Methods: A phase 2b, multicenter, double-blind, placebo-controlled, randomized trial was conducted in subjects undergoing bunionectomy at eight sites across the USA (ClinicalTrials.gov, NCT06017999). Qualified subjects were randomized (1:1:1) to receive either 1250 mg or 750 mg of XG005 tablets, or placebo. The study drug was administered one hour before surgery and every 12 hours for 72 hours in domiciled centers. The primary efficacy endpoint was summed pain intensity over a 48-hour period (SPI48) for the 1250 mg XG005 versus placebo, measured with the Numeric Pain Rating Scale (NPRS, 0–10, higher score indicates greater pain) at 16 time points post-surgery. The key secondary efficacy endpoint was SPI48 for the 750 mg XG005 versus placebo. Rescue analgesics use, sleep interference and safety were monitored. Serial gatekeeping multiple adjustments were used for the analysis of the primary and the key secondary efficacy endpoints.

Results:

This trial randomized 450 participants (median age, 48 years; 80% female) with comparable demographic and baseline characteristics across groups. The least-squares mean (LSM) (SE) of SPI48 for the 1250 mg XG005 group (n=152) vs placebo (n=149) was 132.6 (8.0) vs 286.0 (8.2) (P< 0.0001, Cohen’s d=1.55), reflecting an average of 54% pain relief. For the 750 mg group (n=149) vs placebo, the LSM (SE) of SPI48 was 157.9 (8.3) vs 289.5 (8.5) (P< 0.0001, Cohen’s d=1.28), representing an average of 45% improvement in pain. SPIs at each nominal timepoint from 2 to 72 hours were significantly better in the XG005 groups compared to the placebo group (P< 0.0001). The LSM differences of SPIs between 1250 mg and 750 mg XG005 were statistically significant at each nominal timepoint from 16 to 54 hours, with the 1250 mg group showing a greater benefit (P< 0.05). The pain intensity score was statistically lower in both active arms than placebo from hour 1 to hour 72 post-surgery (P< 0.0001); the maximum pain was mild (mean NPRS=3.8) in severity in the high dose arm, in contrast to severe pain (mean NPRS= 7.2) in the placebo arm. Rescue medication was spared by 42.8% (65/152), 33.6% (50/149), and 2.7% (4/149) participants in the 1250 mg, 750 mg, and placebo groups, respectively. Hazard ratios (95% CI) for time to initiate rescue medication were 0.18 (0.14-0.25, P< 0.0001) for 1250 mg and 0.24 (0.18-0.31, P< 0.0001) for 750 mg vs placebo. The median time to first use of rescue medications was delayed 8-fold or 3-fold for the high or low dose XG005 compared with the placebo. Tramadol consumption in the placebo group was 4.1- or 3.0-fold more than in the 1250 mg or 750 mg groups over 72 hours, and those were 3- or 2.5-fold in acetaminophen consumption. Sleep was moderately disturbed in the placebo group for the first 24 hours post-surgery, while XG005 groups were spared. Mild somnolence, dizziness and constipation were more common in active groups. Eight (2.7%) participants in active groups and one (0.7%) in placebo discontinued treatment due to adverse events.
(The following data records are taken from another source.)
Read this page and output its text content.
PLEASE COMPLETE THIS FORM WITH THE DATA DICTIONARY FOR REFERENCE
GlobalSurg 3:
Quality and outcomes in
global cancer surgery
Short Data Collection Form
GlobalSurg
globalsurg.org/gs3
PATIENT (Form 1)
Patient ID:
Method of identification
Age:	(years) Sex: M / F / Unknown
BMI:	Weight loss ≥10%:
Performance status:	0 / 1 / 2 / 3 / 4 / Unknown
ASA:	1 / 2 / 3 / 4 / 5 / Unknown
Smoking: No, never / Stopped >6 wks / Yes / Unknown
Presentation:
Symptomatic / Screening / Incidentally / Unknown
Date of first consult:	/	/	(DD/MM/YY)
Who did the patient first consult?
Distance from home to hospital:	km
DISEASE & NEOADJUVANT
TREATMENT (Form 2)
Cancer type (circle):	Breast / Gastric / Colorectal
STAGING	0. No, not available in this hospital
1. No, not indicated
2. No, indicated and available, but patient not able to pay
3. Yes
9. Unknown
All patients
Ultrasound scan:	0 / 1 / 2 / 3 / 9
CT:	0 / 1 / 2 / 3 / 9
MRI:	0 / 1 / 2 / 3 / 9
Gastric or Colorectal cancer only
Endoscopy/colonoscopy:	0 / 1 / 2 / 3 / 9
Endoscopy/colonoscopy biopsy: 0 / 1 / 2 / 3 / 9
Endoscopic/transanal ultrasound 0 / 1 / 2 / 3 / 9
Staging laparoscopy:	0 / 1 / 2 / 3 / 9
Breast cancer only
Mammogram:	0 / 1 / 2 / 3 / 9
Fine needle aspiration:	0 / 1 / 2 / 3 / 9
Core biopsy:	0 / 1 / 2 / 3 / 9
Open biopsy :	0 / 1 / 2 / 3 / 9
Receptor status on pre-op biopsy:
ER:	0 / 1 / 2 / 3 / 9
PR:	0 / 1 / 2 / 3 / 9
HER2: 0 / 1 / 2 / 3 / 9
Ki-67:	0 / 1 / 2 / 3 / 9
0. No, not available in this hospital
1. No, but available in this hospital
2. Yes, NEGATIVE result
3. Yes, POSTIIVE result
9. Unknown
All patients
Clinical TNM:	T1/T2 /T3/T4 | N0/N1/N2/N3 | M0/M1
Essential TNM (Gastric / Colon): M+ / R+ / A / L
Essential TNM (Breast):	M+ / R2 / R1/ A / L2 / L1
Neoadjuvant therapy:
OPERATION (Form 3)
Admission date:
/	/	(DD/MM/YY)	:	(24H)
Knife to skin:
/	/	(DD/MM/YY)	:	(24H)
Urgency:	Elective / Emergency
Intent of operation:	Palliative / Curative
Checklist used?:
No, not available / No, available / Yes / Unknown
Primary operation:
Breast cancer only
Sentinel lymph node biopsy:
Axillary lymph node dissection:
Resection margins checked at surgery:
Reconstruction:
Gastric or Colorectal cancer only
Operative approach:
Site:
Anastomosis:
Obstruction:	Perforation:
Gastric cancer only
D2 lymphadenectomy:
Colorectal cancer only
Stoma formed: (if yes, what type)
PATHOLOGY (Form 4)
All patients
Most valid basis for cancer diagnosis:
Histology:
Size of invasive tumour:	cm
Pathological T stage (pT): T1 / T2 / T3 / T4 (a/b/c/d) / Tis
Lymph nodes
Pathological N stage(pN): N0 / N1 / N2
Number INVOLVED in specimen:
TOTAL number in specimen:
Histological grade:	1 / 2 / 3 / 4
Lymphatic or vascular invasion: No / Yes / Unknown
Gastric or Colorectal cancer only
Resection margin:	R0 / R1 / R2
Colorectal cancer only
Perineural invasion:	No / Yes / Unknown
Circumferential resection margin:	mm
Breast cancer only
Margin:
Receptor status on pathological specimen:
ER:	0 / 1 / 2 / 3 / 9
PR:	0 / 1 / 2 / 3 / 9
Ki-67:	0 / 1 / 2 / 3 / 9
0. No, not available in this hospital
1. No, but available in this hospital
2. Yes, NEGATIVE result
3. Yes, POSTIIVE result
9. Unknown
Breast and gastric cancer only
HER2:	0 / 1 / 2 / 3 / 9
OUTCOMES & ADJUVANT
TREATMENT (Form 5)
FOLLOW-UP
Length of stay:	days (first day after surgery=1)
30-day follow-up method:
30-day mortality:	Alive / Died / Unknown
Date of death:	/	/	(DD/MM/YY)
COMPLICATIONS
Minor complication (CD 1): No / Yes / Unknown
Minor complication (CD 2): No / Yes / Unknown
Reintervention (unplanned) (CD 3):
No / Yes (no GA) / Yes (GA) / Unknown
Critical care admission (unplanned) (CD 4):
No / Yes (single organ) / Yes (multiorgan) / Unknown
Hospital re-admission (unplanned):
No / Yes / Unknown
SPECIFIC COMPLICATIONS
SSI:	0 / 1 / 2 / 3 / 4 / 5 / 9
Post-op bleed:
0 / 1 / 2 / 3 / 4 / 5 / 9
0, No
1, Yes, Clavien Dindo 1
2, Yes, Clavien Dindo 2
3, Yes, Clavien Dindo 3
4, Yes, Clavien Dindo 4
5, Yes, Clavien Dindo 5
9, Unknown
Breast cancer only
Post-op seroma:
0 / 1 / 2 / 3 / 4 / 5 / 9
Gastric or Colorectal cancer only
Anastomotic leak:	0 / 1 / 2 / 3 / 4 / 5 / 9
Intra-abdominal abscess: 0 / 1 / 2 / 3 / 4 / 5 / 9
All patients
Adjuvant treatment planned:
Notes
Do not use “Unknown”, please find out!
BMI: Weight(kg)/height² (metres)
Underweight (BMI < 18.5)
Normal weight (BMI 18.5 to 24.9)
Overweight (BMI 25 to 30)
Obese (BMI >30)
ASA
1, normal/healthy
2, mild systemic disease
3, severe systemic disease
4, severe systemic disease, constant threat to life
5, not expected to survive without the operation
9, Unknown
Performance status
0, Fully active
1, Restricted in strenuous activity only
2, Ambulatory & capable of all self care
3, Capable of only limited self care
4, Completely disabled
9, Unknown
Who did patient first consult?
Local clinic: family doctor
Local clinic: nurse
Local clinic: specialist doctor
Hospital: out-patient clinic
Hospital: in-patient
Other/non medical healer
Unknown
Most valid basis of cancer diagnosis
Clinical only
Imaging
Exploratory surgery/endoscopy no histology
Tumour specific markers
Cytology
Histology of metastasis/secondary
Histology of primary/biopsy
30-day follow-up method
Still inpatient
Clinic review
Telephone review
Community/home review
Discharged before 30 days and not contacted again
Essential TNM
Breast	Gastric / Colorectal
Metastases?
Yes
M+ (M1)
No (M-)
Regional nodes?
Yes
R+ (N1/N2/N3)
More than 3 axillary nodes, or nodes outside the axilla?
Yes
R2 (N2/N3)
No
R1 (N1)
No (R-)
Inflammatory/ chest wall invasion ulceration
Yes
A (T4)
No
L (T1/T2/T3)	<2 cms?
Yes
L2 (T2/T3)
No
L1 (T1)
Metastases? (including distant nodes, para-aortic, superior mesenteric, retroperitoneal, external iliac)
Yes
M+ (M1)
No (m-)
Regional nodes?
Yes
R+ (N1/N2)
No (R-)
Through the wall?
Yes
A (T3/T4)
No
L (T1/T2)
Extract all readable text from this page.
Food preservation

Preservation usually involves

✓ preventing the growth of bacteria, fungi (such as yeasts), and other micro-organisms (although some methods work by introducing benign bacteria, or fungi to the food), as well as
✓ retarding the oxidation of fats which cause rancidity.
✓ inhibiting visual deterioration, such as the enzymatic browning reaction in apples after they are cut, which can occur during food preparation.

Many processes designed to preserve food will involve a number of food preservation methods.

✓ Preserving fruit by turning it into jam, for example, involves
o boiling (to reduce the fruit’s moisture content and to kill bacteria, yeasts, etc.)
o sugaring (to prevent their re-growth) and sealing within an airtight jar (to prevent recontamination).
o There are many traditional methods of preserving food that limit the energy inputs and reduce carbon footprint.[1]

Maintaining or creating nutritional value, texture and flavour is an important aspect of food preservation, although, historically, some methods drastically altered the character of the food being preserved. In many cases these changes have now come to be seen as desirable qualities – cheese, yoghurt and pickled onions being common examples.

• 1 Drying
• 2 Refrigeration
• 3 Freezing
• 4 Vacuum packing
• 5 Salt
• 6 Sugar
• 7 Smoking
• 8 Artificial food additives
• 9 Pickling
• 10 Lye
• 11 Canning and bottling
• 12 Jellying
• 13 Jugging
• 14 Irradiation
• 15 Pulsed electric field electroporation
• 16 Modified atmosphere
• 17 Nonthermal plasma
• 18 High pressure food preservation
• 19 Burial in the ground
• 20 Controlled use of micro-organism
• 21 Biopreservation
Conclusions/Implications for future research and/or clinical care:

XG005 as a non-opioid analgesic dose-dependently reduced acute post-operative pain with a large effect size, dramatically cut down opioid consumption and spared post-operative sleep disturbance. In comparison with other analgesics to treat acute pain using the same bunionectomy model with the same efficacy endpoint (SPI48) or Summed Pain Intensity Difference at 48 hours (SPID48), the pooled mean effect sizes are: 0.59 with various NSAIDs, 0.52 with various opioids combination with either acetaminophen or NSAIDs, 0.88 with tapentadol (an opioid) and 0.36 with a Nav1.8 antagonist. Thus, XG005 demonstrated more than 3-fold stronger analgesic effects than opioid combination products, along with favorable safety profile. XG005 has the potential to replace opioids for perioperative and other acute pain management, change the treatment algorithm for acute pain and modify policy on opioid use. Immediate future trials will include testing the molecule in other acute pain models with head-to-head comparisons to existing analgesics including opioids.